Vincent Guenzi, stratégiste chez Cholet Dupont : C’est vrai, mais je pense que la sortie se passera probablement de manière assez raisonnable c’est-à-dire que, comme la croissance ne va pas être très, très forte dans tous les pays développés, la sortie de ce quantitative easing se fera de manière très, très, très progressive. Donc je ne suis pas sûr que ce soit la vraie raison d’un changement brutal sur les marchés obligataires.

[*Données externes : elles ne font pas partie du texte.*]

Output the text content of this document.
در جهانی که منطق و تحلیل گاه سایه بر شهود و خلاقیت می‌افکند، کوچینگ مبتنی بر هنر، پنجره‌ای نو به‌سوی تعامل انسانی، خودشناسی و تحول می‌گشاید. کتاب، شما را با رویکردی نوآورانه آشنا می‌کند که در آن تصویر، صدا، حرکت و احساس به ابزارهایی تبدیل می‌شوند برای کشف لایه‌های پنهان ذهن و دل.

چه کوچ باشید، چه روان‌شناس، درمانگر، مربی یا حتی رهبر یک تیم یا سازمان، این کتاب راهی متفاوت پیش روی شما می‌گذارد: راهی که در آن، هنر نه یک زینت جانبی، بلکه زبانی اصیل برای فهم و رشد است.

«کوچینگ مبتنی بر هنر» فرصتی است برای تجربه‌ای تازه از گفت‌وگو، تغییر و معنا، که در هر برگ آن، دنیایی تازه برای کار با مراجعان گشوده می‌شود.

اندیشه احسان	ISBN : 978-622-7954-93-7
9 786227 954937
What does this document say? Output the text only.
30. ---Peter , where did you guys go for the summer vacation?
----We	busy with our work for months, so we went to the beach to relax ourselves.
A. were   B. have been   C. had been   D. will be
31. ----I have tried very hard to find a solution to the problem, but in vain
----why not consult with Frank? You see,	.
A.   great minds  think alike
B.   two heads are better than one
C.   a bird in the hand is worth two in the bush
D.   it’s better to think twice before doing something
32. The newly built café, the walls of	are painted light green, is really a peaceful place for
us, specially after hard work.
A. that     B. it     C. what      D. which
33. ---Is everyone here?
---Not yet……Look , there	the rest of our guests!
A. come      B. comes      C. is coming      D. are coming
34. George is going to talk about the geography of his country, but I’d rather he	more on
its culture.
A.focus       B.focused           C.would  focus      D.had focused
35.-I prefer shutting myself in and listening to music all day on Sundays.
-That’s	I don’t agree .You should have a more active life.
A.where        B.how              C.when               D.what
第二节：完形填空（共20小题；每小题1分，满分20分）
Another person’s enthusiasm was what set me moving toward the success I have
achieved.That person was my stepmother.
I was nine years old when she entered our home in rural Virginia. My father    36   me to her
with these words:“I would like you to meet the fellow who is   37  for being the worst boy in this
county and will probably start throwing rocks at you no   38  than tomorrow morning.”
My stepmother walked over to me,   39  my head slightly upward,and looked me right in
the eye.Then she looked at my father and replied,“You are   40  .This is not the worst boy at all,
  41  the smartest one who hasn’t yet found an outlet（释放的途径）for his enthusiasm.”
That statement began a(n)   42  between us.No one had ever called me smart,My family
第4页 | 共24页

Ce qui est plus la raison d’un changement brutal sur les marchés obligataires, c’est le débouclement des positions spéculatives.
Web TV www.labourseetlavie.com : Qui, elles, effectivement, voilà… on ne sait pas jusqu’où cela peut… quel peut être l’impact ?
Vincent Guenzi, stratégiste chez Cholet Dupont : Les gens qui achètent aujourd’hui des taux suisses négatifs, ce n’est pas pour attendre l’échéance, c’est en espérant pouvoir le vendre d’ici six mois ou neuf mois ou un an si les taux ont encore baissé davantage. Cela devient vraiment de la spéculation.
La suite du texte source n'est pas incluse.